The Institute for Advanced Architecture of Catalonia has developed five alternatives based on bioclimatic architecture that reduce the use of air conditioners enabling a greater money saving and improving a significant energy efficiency when cooling building spaces. Breathing Skin, Hydroceramics, Hydromembrane, Morphluid and Soft Robotics projects, developed by IAAC students from the Digital Matter Intelligent Constructions studio led by Academic Director Areti Markopoulou, investigate the passive air conditioning of spaces using new materials that mimic organic processes as well as adaptive structures or robotic systems that help regulate indoor temperatures and create microclimates.
IAAC has been developing during the last years a series of facades and lightweight systems such as Hydroceramics, Breathing Skin or Hydromembrane that act as second skin for buildings and simulate a living organism by perspiring water to regulate high temperatures.
Hydroceramics is a façade system made of clay panels and hydrogel able to cool a building space up to 5 degrees.
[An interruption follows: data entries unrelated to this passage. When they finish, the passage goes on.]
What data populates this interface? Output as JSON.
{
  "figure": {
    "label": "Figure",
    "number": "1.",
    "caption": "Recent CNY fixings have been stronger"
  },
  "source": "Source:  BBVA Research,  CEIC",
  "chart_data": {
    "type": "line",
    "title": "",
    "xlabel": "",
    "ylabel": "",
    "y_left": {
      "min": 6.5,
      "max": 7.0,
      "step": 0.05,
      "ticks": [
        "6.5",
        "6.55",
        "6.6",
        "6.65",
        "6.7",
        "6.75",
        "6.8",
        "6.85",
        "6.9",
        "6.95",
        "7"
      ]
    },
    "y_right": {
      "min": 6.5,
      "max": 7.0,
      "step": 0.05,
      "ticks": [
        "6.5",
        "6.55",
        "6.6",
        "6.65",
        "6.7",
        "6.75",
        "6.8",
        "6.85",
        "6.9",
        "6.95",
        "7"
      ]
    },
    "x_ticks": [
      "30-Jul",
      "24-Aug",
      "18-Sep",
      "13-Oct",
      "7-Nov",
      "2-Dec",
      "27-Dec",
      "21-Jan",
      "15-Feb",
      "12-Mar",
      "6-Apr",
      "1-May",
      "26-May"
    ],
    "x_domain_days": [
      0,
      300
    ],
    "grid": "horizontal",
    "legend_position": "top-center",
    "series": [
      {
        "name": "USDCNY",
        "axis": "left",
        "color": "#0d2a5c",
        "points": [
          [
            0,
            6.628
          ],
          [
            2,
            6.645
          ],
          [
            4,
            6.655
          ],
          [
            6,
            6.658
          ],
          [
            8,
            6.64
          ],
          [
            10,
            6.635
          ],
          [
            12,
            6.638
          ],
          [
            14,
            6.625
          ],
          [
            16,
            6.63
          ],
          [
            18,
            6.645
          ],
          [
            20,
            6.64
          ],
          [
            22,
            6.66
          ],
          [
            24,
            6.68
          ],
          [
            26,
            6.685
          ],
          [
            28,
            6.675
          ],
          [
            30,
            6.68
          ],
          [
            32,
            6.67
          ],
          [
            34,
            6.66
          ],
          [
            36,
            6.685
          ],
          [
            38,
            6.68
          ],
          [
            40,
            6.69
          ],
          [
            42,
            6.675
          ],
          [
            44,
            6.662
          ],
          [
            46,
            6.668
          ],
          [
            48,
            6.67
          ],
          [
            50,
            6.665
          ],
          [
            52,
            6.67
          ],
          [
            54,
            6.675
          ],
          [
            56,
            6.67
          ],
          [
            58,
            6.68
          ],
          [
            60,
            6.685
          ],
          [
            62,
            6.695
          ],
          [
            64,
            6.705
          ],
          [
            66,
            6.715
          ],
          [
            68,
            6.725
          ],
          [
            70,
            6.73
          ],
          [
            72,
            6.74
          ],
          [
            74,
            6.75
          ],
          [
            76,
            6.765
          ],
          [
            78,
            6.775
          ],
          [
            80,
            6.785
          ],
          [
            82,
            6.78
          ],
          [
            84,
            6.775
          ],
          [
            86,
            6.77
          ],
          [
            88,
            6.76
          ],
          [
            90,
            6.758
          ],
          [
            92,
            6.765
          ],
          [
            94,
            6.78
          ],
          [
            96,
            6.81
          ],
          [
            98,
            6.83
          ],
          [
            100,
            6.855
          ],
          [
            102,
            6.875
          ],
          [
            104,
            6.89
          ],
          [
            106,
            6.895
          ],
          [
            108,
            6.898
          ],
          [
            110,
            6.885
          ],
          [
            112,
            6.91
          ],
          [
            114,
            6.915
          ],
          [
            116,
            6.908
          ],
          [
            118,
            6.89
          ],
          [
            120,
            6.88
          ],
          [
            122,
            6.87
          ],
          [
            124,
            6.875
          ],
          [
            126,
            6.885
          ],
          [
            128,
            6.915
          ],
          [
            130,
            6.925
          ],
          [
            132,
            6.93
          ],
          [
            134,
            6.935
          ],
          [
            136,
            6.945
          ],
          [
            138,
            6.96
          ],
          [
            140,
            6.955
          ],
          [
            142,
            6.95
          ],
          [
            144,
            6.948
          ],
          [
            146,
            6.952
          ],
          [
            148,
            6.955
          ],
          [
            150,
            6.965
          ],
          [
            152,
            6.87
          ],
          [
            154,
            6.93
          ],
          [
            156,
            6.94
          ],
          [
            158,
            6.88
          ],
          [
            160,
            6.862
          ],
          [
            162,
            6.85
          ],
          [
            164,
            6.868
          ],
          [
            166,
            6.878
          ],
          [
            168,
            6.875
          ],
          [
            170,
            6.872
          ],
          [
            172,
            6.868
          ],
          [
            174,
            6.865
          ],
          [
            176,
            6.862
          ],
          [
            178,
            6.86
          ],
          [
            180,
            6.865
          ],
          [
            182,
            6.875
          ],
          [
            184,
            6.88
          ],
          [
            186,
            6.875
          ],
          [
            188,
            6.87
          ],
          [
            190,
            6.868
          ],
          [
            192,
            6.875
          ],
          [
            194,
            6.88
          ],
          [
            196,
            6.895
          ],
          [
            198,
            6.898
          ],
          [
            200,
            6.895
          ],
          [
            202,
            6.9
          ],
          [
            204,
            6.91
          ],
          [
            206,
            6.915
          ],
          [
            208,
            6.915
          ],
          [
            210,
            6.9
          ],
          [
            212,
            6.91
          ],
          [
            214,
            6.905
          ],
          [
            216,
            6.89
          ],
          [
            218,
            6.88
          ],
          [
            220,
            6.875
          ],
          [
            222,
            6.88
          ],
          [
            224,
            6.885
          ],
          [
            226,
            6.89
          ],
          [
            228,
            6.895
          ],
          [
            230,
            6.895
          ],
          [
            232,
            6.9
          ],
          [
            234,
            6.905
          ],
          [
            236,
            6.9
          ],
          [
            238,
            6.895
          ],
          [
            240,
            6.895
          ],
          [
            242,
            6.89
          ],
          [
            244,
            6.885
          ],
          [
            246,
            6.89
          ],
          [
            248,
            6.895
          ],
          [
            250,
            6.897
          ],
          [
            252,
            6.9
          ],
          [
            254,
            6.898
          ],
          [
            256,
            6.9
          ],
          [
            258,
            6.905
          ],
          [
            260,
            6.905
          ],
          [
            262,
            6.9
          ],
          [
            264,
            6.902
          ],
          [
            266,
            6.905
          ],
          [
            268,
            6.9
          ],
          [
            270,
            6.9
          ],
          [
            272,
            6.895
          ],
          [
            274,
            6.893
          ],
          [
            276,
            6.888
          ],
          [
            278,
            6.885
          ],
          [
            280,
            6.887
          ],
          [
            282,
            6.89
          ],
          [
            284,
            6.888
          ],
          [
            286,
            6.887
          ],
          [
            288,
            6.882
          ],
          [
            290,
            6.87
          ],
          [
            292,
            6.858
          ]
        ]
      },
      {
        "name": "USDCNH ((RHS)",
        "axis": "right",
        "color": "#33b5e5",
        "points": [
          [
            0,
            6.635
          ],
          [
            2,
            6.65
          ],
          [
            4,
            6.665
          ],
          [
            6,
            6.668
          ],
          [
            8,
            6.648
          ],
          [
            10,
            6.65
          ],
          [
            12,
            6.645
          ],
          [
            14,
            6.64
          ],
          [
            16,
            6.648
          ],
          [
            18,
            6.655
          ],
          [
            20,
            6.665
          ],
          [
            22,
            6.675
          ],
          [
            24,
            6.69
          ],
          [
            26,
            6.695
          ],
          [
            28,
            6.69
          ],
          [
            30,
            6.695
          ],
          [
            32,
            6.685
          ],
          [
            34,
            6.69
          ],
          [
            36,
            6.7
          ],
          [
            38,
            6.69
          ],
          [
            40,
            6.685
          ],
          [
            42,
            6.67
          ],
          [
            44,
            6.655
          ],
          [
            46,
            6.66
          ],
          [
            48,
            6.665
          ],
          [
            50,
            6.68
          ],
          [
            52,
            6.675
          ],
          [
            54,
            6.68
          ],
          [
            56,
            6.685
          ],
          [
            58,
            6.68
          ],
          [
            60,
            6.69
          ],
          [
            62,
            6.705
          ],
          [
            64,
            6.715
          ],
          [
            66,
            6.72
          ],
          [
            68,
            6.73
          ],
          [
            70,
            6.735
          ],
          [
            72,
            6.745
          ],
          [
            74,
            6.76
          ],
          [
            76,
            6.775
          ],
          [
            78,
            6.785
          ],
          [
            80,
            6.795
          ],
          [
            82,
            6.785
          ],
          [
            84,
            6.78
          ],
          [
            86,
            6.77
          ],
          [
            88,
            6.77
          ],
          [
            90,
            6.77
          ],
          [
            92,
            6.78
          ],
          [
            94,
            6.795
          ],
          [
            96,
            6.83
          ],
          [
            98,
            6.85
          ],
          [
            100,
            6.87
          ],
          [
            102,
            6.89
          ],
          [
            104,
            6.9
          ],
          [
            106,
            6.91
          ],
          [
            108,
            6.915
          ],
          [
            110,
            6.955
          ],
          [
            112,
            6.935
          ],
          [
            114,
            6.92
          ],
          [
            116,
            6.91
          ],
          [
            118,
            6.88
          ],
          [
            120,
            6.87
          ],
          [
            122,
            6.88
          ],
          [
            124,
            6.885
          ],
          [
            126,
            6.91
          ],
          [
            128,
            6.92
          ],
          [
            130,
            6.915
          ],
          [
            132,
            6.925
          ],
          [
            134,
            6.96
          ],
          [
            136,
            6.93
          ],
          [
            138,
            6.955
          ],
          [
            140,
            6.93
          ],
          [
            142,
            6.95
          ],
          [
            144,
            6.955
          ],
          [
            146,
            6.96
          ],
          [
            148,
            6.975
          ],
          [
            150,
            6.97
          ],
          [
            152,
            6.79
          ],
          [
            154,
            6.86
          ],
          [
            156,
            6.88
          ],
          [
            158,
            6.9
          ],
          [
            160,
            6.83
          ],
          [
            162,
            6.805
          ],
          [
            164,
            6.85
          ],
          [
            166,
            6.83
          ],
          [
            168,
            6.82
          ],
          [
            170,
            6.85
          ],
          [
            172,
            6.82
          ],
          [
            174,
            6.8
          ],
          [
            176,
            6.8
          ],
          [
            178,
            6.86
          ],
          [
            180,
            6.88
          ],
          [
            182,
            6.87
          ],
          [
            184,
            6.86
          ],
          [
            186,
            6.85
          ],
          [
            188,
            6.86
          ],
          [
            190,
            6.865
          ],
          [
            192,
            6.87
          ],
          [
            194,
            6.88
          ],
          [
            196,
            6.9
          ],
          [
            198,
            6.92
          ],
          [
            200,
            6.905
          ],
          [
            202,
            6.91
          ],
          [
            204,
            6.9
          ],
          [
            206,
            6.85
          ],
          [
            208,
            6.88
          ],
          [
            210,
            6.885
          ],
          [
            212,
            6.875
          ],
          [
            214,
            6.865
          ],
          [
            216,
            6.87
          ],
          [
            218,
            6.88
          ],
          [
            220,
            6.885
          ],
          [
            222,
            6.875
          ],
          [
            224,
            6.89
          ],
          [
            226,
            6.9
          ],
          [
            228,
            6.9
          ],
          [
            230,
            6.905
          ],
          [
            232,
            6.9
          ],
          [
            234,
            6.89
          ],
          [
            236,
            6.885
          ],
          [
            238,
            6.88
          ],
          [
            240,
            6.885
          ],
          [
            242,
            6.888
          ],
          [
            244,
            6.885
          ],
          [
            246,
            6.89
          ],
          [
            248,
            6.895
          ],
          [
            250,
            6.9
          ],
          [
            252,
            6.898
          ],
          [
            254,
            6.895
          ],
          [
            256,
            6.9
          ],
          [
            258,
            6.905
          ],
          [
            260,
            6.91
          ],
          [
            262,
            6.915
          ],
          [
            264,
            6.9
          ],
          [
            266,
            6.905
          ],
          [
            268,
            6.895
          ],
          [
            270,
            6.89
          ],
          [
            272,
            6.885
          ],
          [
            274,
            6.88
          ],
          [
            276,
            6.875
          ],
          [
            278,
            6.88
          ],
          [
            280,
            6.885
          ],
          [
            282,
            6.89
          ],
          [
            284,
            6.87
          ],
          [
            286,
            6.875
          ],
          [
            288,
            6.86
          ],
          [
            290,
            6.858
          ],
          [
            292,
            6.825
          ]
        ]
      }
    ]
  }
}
Hydrogel capsules have a capacity to absorb up to 500 times their own volume in water in order to create a construction system that can “breath” through evaporation and perspiration.
Hydromembrane and Breathing Skin, unlike Hydroceramics system, are based on materials composed by thin membranes and intelligent fabrics acting as a second “breathing” skin for buildings, which simultaneously can self-regulate humidity as well as indoor and outdoor climates.
All systems use materials with a high water absortion capacity, which is subsequently released by evaporation creating a cooling effect in warm environments. For instance, Breathing Skin absorbs up to 300 times its own volume in water in a short period of time thanks to sodium polyacrylate, a superabsorbent polymer.
“Advanced Architecture not only is an alternative to have better temperatures inside our buildings but also provides us with the tools to have more sustainable constructions able to breath and act as living beings.”
There are also other alternatives designed at IAAC focusing on structures and applied robotics within the new and advanced bioclimatic architecture field. Morphluid or Soft Robotics (SORO) are some examples of passive shading systems which, by using “living roofs”, control the quantity of light and heat entering indoor spaces.
Soft Robotics is a light and sensitive shading device conceived to create a microclimate by controlling sunlight, ventilation and temperatures as well as to humidify the atmosphere. This robotic prototype adopts several sizes and shapes to mimic artificial “sunflowers” that are able to activate the shading technology at the time the liquid integrated in the device is evaporated by the sun’s heat.
Morphluid is also based on the transition of liquids as an activator that modulates the roof and heats the environment by shading. Morphluid integrates two water tanks integrated into a mobile structure (a roof slope or a window) that tips when the water of one of the tanks evaporates, thus allowing shade to project and cool the environment.